The law applies to the two major utilities in the state: Dominion Virginia and Appalachian Power Company. It calls for both utilities to achieve 30 percent renewable energy by 2030, and for Dominion Virginia and Appalachian Power to close their carbon-emitting electricity facilities, like coal and natural gas plants, by 2045 and 2050, respectively.
For a state that has not had binding renewable energy or efficiency policies until now, this is a major change of course. Currently, renewable energy makes up a mere 5 percent of Dominion Virginia’s electricity, while natural gas and coal account for more than half. The Clean Economy Act also permits Virginia’s energy regulators to apply a “social cost of carbon” when weighing the costs and benefits of resource investments.

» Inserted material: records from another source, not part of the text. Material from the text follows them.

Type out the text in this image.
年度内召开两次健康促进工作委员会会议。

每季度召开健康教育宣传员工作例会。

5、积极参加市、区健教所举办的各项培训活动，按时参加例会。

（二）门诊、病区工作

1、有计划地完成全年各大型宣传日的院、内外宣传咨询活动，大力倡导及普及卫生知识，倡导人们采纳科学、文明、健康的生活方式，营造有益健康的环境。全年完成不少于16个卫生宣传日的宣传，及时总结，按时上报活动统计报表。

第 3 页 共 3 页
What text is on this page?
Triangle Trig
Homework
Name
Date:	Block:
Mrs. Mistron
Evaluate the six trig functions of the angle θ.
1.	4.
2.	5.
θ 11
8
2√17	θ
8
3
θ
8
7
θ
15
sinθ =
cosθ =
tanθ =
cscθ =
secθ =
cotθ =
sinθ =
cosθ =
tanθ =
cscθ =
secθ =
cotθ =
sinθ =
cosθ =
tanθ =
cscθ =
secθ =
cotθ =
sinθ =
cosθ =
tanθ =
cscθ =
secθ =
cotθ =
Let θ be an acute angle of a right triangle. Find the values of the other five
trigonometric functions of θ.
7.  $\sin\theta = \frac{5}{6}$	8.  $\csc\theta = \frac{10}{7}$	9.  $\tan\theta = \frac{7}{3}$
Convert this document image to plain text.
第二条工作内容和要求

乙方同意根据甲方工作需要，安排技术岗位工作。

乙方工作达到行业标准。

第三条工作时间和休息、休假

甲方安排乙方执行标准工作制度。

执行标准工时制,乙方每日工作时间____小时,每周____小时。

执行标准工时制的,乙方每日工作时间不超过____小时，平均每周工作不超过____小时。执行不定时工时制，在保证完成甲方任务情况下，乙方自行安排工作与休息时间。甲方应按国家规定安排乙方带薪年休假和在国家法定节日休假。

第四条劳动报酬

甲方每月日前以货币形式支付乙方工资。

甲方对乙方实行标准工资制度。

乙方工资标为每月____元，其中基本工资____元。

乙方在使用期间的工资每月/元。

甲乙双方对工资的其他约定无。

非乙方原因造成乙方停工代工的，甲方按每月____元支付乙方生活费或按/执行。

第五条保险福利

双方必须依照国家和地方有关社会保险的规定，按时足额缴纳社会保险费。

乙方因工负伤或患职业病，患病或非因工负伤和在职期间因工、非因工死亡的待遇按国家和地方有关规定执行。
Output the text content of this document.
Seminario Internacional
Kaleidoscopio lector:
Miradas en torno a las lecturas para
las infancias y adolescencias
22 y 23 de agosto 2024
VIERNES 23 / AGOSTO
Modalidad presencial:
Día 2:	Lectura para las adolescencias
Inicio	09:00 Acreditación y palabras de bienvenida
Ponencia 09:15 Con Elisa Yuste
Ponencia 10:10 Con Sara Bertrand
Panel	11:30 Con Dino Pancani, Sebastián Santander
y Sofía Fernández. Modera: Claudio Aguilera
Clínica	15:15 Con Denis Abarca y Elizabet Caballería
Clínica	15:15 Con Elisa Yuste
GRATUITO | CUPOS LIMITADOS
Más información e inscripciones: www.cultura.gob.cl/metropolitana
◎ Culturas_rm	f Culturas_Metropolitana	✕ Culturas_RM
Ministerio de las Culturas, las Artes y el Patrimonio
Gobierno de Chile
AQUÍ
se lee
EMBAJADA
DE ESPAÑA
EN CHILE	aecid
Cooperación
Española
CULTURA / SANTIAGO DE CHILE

The social cost of carbon is an effort to put a price on carbon dioxide emissions by estimating the cost of the total damages that each additional ton of carbon dioxide causes. Through this measure, state agencies, businesses, and other entities estimate the anticipated carbon dioxide emissions associated with a particular decision, then apply the social cost of carbon to estimate the “true cost” of a decision. They use that value in their cost-benefit analysis to incorporate the benefits of reduced global warming into their decision-making.
Fresh Energy applauds Virginia’s commitment to decarbonization; this type of vision and leadership is necessary from governments and businesses at all levels around the world to avoid the worst-case scenarios of climate change outcomes.
On the heels of this major announcement, it’s time to pause and consider how Minnesota’s clean energy goals compare to other states. In many ways, our state is ahead of Virginia in its commitment to clean energy. The 2007 Next Generation Energy Act set economy-wide (not just the energy sector) carbon reduction goals with targets for 2015, 2025, and 2050. Minnesota regulators have been applying a social cost of carbon to resource planning since the 1990s, and Minnesota has a commitment to annual energy efficiency improvements. Statewide, renewables already account for about 26 percent of Minnesota’s electricity – compared to Virginia’s 5 percent – with coal and natural gas making up about 44 percent – compared to over half of Virginia’s electricity.
Unfortunately, Minnesota is no longer a national leader. It’s time for us to do more.
Last year, Governor Walz proposed a three-pronged clean energy package that included a 100 percent carbon-free electricity by 2050 standard, modernization of Minnesota’s bedrock energy efficiency law, and a new utility resource planning framework designed for today’s market, where renewable energy is consistently the least cost option. We were pleased to see the Minnesota House pass versions of all three portions of the Governor’s plan in 2019, thanks to strong leadership from members of the House Energy and Climate Committee. Fresh Energy supports Governor Walz’s One Minnesota Path to Clean Energy and is continuing to advocate for all three portions to become law.
Although Minnesota is on a path to lower carbon dioxide emissions, driven in part by Xcel Energy’s commitment to 100 percent carbon-free electricity by 2050, these reductions are not occurring fast enough to meet the Next Generation Energy Act goals or the Intergovernmental Panel on Climate Change report advisements.
It’s time for Minnesota to take a page out of Virginia’s book and send a clear signal that our state is accelerating its transition to carbon-free electricity, with the supportive policies to get there.
Committing to 100 percent carbon-free electricity by 2050 is a major step forward in Virginia. In Minnesota, a 100% clean energy commitment – with 30 years’ advance notice – is a reasonable next step on our well-established path to decarbonization.